Results reveal a stark performance gap. In the Prompt‑Only setting, all models achieve under 3 % accuracy at the strict 0 % error threshold, rising only to 17‑24 % when a generous 5 % error margin is allowed. Enabling web search improves accuracy modestly (still below 12 % at 0 % error). Providing the exact PDF pages raises average accuracy to 34.1 %, but no model exceeds 48 % on any metric. When the same pages are supplied in the parsed, structured format, average relative performance improves by 16.1 % across agents, indicating that high‑quality document parsing is a critical bottleneck.
Ablation studies examine (a) model choice (Claude Opus 4.6 outperforms GPT‑5.4 and Gemini 3.1 by a few points), (b) table representation (JSON‑style tables beat flat‑text tables by 3‑5 % points), (c) retrieval strategy (dense vector retrievers marginally outperform BM25), and (d) test‑time scaling (doubling the token limit yields only 1‑2 % gains at the cost of latency). Even with these optimizations, the best agents remain well below the human baseline (≈85 % accuracy).
The authors conclude that current frontier LLMs, even when equipped with autonomous tool use, are far from reliable for enterprise‑grade grounded reasoning. The primary challenges lie in (i) robust OCR and layout extraction for legacy scanned documents, (ii) accurate parsing of complex multi‑level tables, (iii) precise numerical computation and regression analysis, and (iv) effective multi‑document retrieval and synthesis.
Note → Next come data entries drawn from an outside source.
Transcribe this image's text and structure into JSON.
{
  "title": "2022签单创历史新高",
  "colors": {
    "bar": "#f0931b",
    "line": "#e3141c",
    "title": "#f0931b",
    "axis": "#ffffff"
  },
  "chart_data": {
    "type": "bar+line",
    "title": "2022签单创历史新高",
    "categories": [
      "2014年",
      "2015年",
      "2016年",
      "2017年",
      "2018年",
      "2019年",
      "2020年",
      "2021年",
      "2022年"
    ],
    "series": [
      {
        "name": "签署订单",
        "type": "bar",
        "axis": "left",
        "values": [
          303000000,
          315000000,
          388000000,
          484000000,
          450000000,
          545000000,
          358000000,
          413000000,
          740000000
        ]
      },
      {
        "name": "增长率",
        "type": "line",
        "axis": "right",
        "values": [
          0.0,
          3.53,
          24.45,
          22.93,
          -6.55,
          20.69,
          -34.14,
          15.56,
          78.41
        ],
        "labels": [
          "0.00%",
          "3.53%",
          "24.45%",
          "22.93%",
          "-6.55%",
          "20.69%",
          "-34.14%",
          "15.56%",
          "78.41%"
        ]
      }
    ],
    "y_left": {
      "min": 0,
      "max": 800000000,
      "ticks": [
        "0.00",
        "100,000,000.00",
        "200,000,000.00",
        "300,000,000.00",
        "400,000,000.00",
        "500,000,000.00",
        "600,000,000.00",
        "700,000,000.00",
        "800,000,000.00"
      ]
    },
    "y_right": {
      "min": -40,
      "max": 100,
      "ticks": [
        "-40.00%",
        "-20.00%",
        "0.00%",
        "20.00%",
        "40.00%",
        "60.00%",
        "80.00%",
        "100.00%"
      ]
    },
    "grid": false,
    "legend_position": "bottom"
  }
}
Future research directions proposed include: integrating high‑fidelity OCR/layout models, coupling LLMs with domain‑specific computation engines (e.g., Pandas, R), leveraging long‑term vector stores for corporate knowledge bases, designing human‑in‑the‑loop verification interfaces, and extending the benchmark to full multimodal reasoning over charts and graphs.
By releasing OfficeQA Pro (code and data at https://github.com/databricks/officeqa) and providing extensive baselines, the paper offers the community a rigorous, enterprise‑focused testbed to measure progress toward truly grounded, trustworthy AI systems for real‑world business analytics.